El primer gran cliente fue una de las tres mayores cadenas de supermercados en Finlandia, que buscaba monitorear si las frutas y verduras estaban frescas.

“Encontraron que incluso en las mejores tiendas, los clientes no estaban felices con los productos a ciertas horas del día”, cuenta Ville.

Con los datos recolectados, la firma se aseguró de tener bananas frescas en las tardes.

Pronto HappyOrNot se puso a buscar clientes extranjeros, partiendo por Suecia. Pero como dice Ville, algunos negocios no estaban interesados.

“Se rieron de nosotros”, comenta Ville, quien hoy tiene 40 años.

“Se rieron muchas veces. Algunas empresas no nos tomaron en serio. No veían el valor de lo que hacíamos”, explica.

“Pero lo que es especialmente gratificante es la cantidad de compañías que inicialmente dijeron que no, y unos años después volvieron para pedir nuestro servicio”.

Levi Stadium, sede de los San Francisco 49ers

Getty Images
El equipo de fútbol americano San Francisco 49ers utiliza terminales de Happy Or Not en su estadio de Santa Clara, en California, Estados Unidos.

En 2012, HappyOrNot dio un gran salto cuando el Aeropuerto de Londres-Heathrow, el aeropuerto internacional con el mayor tráfico aéreo del mundo, los contactó.
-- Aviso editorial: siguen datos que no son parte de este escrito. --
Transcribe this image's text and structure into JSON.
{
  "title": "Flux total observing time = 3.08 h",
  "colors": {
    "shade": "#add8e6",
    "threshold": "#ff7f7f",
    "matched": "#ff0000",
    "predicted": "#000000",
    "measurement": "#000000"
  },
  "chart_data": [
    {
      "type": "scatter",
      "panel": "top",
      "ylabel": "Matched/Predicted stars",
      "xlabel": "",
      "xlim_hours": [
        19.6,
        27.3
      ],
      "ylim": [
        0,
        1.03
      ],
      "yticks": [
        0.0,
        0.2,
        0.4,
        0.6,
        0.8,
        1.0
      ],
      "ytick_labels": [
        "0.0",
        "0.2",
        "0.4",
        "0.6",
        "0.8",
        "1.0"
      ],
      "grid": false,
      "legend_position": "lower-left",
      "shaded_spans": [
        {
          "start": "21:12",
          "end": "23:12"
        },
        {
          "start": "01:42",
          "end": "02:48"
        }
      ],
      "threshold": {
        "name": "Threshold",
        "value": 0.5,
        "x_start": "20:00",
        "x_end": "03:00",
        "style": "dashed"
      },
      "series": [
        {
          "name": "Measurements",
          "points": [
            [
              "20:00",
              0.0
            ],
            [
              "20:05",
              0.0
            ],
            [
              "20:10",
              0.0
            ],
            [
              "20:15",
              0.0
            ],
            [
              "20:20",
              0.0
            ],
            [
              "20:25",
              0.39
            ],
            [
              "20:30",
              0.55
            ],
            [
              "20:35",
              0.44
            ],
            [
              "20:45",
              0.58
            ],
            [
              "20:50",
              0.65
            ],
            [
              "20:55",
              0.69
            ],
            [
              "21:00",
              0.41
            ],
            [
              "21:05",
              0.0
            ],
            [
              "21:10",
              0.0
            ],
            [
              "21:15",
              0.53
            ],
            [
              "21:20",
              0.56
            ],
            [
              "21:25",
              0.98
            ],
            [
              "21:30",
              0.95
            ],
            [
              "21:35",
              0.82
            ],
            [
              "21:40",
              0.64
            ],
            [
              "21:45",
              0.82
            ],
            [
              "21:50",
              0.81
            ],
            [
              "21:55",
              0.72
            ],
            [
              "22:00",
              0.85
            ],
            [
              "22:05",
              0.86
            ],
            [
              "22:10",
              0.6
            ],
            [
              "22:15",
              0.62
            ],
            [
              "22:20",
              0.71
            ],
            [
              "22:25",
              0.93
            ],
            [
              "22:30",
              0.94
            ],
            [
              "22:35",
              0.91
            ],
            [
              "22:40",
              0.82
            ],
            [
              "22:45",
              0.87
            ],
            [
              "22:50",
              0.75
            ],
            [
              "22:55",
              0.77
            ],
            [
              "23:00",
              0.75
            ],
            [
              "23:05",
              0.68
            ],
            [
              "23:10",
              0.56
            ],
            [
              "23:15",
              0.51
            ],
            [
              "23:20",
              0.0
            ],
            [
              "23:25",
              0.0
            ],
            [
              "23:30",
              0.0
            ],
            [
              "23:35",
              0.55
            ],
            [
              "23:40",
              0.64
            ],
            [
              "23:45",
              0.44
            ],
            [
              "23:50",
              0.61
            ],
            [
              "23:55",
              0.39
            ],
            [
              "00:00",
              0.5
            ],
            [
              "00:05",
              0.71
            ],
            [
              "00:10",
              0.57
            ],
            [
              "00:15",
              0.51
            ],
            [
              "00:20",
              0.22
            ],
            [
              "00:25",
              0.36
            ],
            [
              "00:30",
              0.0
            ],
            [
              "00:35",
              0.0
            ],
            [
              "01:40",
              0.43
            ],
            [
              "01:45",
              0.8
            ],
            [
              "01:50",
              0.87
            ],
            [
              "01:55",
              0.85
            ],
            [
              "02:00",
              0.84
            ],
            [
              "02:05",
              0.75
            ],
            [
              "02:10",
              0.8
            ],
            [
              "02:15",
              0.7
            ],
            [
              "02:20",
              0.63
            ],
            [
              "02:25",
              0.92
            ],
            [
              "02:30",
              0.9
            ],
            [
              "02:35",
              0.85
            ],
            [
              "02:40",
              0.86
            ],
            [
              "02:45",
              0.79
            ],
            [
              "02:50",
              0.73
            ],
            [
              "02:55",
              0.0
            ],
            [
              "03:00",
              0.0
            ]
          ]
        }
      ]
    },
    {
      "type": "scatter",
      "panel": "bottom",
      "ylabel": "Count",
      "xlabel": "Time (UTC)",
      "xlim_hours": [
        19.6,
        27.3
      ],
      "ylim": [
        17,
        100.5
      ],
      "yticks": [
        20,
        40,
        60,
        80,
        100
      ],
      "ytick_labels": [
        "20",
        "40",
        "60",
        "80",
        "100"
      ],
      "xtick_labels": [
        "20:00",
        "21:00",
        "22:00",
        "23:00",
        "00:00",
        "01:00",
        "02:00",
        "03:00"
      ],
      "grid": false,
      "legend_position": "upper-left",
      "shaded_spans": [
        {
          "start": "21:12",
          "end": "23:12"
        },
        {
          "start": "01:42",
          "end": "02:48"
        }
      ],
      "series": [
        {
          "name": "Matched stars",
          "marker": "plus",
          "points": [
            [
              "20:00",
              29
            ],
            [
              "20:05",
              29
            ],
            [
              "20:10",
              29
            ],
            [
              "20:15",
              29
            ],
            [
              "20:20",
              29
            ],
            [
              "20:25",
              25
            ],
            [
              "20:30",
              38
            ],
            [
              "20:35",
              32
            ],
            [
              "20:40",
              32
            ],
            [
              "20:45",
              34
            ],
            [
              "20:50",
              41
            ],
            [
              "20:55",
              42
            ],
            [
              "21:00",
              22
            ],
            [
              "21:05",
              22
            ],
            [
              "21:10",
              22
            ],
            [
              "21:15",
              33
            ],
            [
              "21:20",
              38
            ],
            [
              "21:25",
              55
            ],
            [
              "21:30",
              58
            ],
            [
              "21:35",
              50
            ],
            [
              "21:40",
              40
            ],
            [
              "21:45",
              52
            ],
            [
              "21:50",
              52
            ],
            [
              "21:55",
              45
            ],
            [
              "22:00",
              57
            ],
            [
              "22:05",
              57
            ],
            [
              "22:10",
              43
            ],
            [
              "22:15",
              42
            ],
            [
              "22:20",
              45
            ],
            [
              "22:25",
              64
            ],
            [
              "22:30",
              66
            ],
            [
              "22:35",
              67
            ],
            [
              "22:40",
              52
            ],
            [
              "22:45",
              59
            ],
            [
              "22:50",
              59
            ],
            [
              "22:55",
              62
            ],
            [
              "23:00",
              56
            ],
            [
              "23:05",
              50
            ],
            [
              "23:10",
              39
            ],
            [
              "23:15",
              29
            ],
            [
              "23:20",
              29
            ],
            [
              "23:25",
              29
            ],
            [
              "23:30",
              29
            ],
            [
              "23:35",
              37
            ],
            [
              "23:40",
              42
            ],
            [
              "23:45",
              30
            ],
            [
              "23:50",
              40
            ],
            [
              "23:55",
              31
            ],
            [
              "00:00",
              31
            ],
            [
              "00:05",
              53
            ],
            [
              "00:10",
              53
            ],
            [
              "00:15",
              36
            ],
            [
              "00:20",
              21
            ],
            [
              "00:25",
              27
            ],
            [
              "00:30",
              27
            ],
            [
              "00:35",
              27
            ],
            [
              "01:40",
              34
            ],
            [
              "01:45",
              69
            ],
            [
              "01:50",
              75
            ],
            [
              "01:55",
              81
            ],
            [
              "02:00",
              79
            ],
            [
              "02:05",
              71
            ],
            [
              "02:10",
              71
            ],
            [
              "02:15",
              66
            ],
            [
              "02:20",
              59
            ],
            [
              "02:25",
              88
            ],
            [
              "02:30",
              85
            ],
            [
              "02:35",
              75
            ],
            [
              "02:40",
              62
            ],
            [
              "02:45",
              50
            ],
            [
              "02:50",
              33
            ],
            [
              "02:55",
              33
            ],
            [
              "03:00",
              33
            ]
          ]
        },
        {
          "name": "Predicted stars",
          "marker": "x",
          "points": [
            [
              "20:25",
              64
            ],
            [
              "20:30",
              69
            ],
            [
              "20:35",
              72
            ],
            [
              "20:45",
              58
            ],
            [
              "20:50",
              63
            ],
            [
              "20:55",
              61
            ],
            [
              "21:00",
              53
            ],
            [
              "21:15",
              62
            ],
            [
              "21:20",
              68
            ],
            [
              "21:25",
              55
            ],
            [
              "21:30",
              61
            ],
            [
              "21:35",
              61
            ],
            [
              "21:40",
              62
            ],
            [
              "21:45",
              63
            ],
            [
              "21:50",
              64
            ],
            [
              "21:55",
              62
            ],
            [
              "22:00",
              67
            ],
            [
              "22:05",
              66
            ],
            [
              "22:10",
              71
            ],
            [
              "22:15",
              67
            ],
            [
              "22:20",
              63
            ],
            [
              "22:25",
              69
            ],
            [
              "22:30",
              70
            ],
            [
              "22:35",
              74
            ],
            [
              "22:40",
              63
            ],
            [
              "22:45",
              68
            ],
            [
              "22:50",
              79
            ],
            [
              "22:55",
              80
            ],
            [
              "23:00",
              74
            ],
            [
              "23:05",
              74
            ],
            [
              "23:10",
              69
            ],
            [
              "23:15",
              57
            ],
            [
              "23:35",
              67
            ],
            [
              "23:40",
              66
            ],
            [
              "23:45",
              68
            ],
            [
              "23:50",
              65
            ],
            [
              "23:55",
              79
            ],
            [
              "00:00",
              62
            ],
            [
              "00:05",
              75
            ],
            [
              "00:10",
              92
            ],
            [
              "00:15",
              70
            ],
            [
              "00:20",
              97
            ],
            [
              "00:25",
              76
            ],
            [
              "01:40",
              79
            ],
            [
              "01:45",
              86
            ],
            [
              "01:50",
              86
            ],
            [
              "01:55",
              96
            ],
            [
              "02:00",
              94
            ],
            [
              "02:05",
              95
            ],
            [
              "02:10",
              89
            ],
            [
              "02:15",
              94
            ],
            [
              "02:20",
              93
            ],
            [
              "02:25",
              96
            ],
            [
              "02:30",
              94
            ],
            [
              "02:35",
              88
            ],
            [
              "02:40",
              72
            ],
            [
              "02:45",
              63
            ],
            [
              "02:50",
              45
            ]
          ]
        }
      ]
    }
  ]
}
Hoy sigue siendo uno de sus mayores clientes.

“Cuando Heathrow nos llamó, fue increíble”, dice Ville. “Fue nuestro primer cliente realmente internacional”.

Actualmente hay más de 25.000 terminalesHappyOrNot en el mundo, y la compañía dice que su servicio ha sido utilizado más de 1.000 millones de veces, con ventas anuales por más de US$11,4 millones.

La sede central sigue estando en la ciudad finlandesa de Tampere, pero también tienen oficinas en Ámsterdam y West Palm Beach, Florida.

¿Pero qué podría impedir que un empleado pulse muchas veces la carita feliz?

“Notamos las irregularidades rápidamente”, dice Ville. “Nos damos cuenta, entonces no vale la pena hacerlo”.

Joanna Causon, directora ejecutiva de The Institute of Customer Service, un organismo independiente de Reino Unido, dice que está encantada de ver cómo más empresas están interesadas en mantener un alto nivel de servicio al cliente.

Un terminal de Happy Or Not

Happy Or Not
¿Qué botón pulsarías después de leer esta historia?

“Los clientes están dispuestos a pagar por un mejor servicio y, en un clima de incertidumbre económica, es más importante que nunca que las organizaciones lo hagan bien desde el comienzo”.

“Los empleados insatisfechos van a ahuyentar a los clientes“, apunta, y explica que solo un 11% de las personas consideraría comprar de nuevo en una tienda donde tuvieron una mala experiencia con un trabajador.

Y casi la mitad le advertiría a otros sobre lo negativo de la empresa.

Mientras Heikki, el director ejecutivo, trabaja en la oficina central de Tampere, Ville, el vicepresidente ejecutivo, está asentado principalmente en Ámsterdam.

¿Y qué le ocurrió a la vieja tienda de computación en la ciudad de Heikki?

“Terminó cerrando”, informa.

“Yo no era el único que no estaba dispuesto a soportar el mal servicio”.